%% morphing_vehicles.lp
%% Last Modified: 3/16/14
%% Additional Exercise for Chapter 8 
%% Recall the vehicle hierarchy from Section 5.4.2 in which we had a
%% vehicle, Darling, that could be both a sub and a car. 
%% In this problem, instead of simply belonging to two categories at
%% once, the vehicle morphs from one mode into another; hence, the 
%% properties inherited by Darling are fluents.
%% 
%% ---------
%% Exercise:
%% --------- 
%% Consider an action "morph" turning an object from a car to a sub, etc. 
%% For simplicity, assume that an object can only belong to one class
%% at a time and that morphing only occurs between leaf classes.
%% Describe the following vehicle hierarchy and action morph in ASP.
%%
%%                    vehicle
%%               /        |          \
%%     land_vehicle  sea_vehicle  air_vehicle
%%          |             |             |
%%         car           sub          plane
%% 
%% Initially, Darling is a car and the Narwhal is a sub.   

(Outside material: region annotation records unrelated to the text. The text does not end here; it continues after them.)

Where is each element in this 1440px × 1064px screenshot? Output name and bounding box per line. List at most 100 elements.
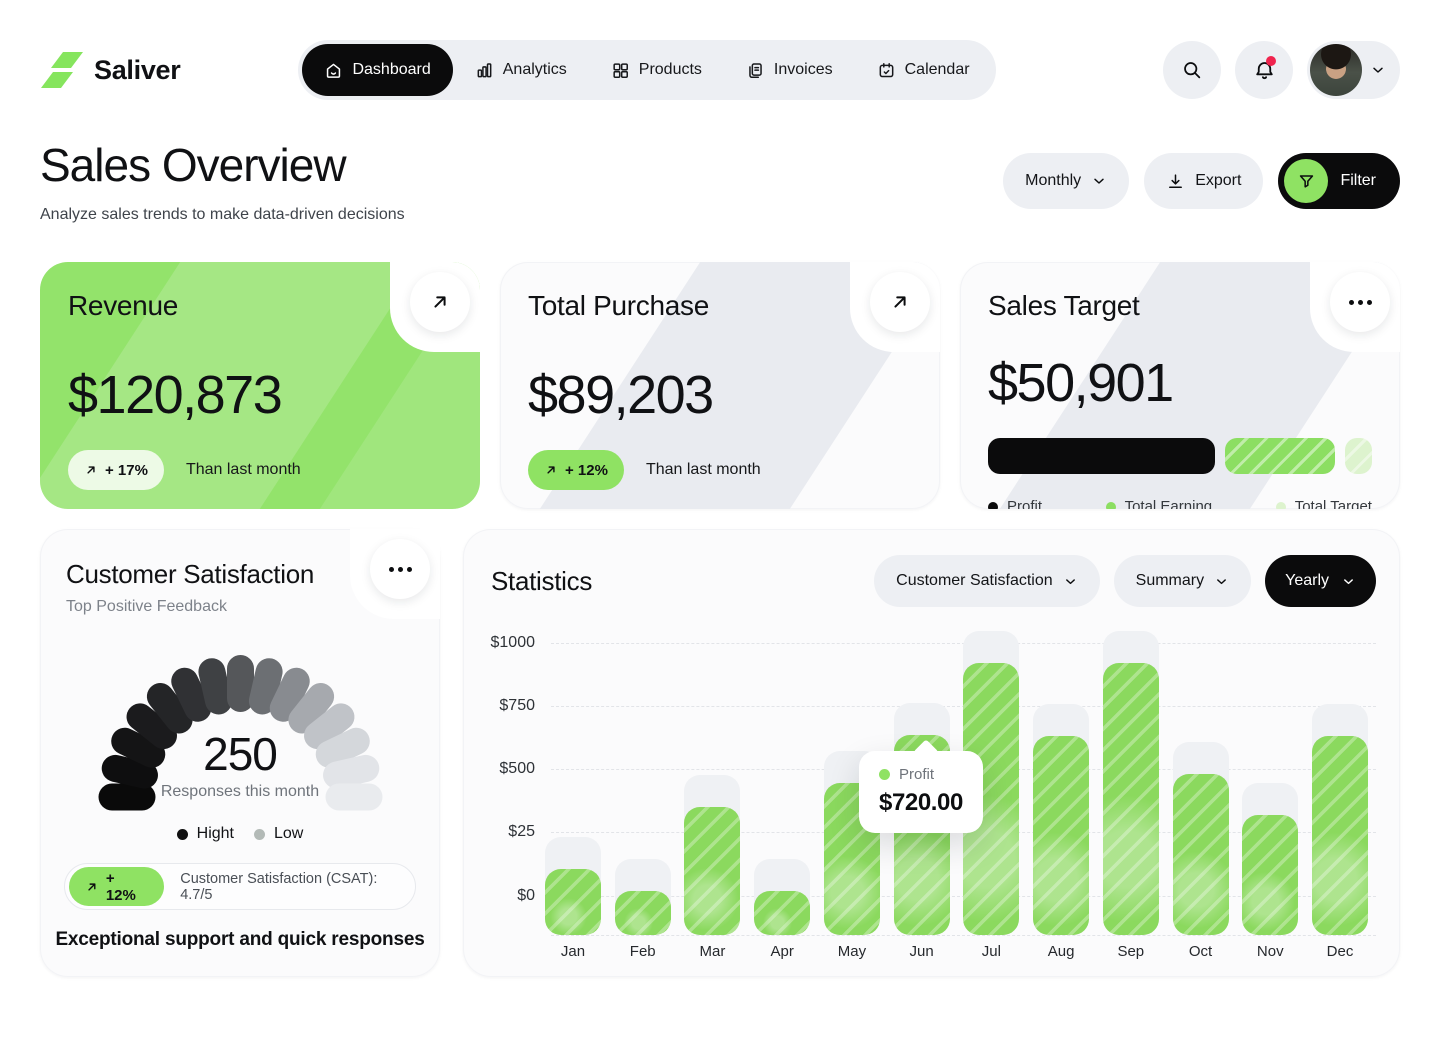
analytics-icon [475,61,494,80]
legend-label: Profit [1007,498,1042,509]
x-axis-label-feb: Feb [610,943,676,960]
lightning-logo-icon [40,48,84,92]
statistics-title: Statistics [491,566,592,597]
download-icon [1166,172,1185,191]
y-axis-tick: $750 [477,697,535,715]
legend-item-profit: Profit [988,498,1042,509]
x-axis-label-apr: Apr [749,943,815,960]
notifications-button[interactable] [1235,41,1293,99]
nav-item-calendar[interactable]: Calendar [855,44,992,96]
sales-target-progress-bar [988,438,1372,474]
chevron-down-icon [1063,574,1078,589]
bar-mar[interactable] [684,807,740,935]
chevron-down-icon [1091,173,1107,189]
gauge-value: 250 [40,727,440,781]
arrow-up-right-icon [85,880,99,894]
x-axis-label-may: May [819,943,885,960]
funnel-icon [1297,172,1316,191]
y-axis-tick: $25 [477,823,535,841]
legend-dot [1276,502,1286,510]
revenue-change-badge: + 17% [68,450,164,490]
x-axis-label-sep: Sep [1098,943,1164,960]
csat-score-text: Customer Satisfaction (CSAT): 4.7/5 [180,871,411,903]
nav-label: Analytics [503,61,567,79]
x-axis-label-jun: Jun [889,943,955,960]
chart-tooltip: Profit $720.00 [859,751,983,833]
chevron-down-icon [1341,574,1356,589]
total-purchase-expand-button[interactable] [870,272,930,332]
statistics-metric-dropdown[interactable]: Customer Satisfaction [874,555,1100,607]
nav-label: Invoices [774,61,833,79]
y-axis-tick: $0 [477,887,535,905]
gauge-legend: Hight Low [40,825,440,843]
nav-item-analytics[interactable]: Analytics [453,44,589,96]
header-actions [1163,41,1400,99]
brand-logo[interactable]: Saliver [40,48,180,92]
legend-item-low: Low [254,825,303,843]
tooltip-series-dot [879,769,890,780]
legend-label: Hight [197,825,234,843]
x-axis-label-nov: Nov [1237,943,1303,960]
legend-label: Total Target [1295,498,1372,509]
bar-aug[interactable] [1033,736,1089,935]
target-segment-total-earning [1225,438,1335,474]
x-axis-label-jul: Jul [958,943,1024,960]
chevron-down-icon [1214,574,1229,589]
invoices-icon [746,61,765,80]
nav-item-products[interactable]: Products [589,44,724,96]
search-icon [1181,59,1203,81]
legend-label: Low [274,825,303,843]
gauge-caption: Responses this month [40,783,440,801]
legend-label: Total Earning [1125,498,1213,509]
period-dropdown-value: Monthly [1025,172,1081,190]
total-purchase-change-note: Than last month [646,461,761,479]
bar-sep[interactable] [1103,663,1159,935]
legend-item-hight: Hight [177,825,234,843]
chevron-down-icon [1370,62,1386,78]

%%%%%%%%%%%%%%%%%%%%%%%%%%%%%%%%%%%%%%%%%%
#const n = 1.

class(car).
class(sub).
class(plane).
class(land_vehicle).
class(sea_vehicle).
class(air_vehicle).
class(vehicle).

vehicle_mode(car).
vehicle_mode(sub).
vehicle_mode(plane).

object(narwhal).
object(darling).

%% Fluents:
fluent(inertial, is_a(O,C)) :- object(O), class(C).
fluent(defined, member(O,C)) :- object(O), class(C).

%% Action:
action(morph(O,C)) :- object(O), vehicle_mode(C).

step(0..n).

% Description of subclass links:

is_subclass(sub,sea_vehicle).
is_subclass(car,land_vehicle).
is_subclass(plane,air_vehicle).
is_subclass(air_vehicle,vehicle).
is_subclass(sea_vehicle,vehicle).
is_subclass(land_vehicle,vehicle).

%% Subclass Relation:
subclass(C1,C2) :- 
            is_subclass(C1,C2).

subclass(C1,C2) :- 
            is_subclass(C1,C3),
            subclass(C3,C2).
                   
-subclass(C1,C2) :- 
            class(C1), class(C2),
            not subclass(C1,C2).
            
%% Laws:

% morph(O,C) causes is_a(O,C) 
holds(is_a(O,C),I2) :-
          occurs(morph(O,C),I1),
          I2 = I1 + 1, 
          I1 < n.

% -is_a(O,C2) if is_a(O,C1), C1 != C2
-holds(is_a(O,C2),I) :-
          holds(is_a(O,C1),I),
          class(C2),
          C1 != C2.

% member(X,C) if is_a(X,C)
holds(member(X,C),I) :- 
            holds(is_a(X,C),I).

% member(X,C) if is_a(X,C0), subclass(C0,C)
holds(member(X,C),I) :- 
            holds(is_a(X,C0),I),
            subclass(C0,C).   

%% Inertia Axioms:

holds(F,I2) :- 
          fluent(inertial, F),
          holds(F,I1),
          not -holds(F,I2),
          I2 = I1 + 1,
          I1 < n.

-holds(F,I2) :- 
          fluent(inertial, F),
          -holds(F,I1),
          not holds(F,I2),
          I2 = I1 + 1,
          I1 < n.

%% CWA for Defined Fluents:

-holds(F,I) :-
          fluent(defined, F),
          step(I),
          not holds(F,I).

%% CWA for Actions
-occurs(A,I) :-
          action(A), step(I), 
          not occurs(A,I).

%% Initial State:

holds(is_a(narwhal,sub),0).
holds(is_a(darling, car),0). 

occurs(morph(darling,sub),0).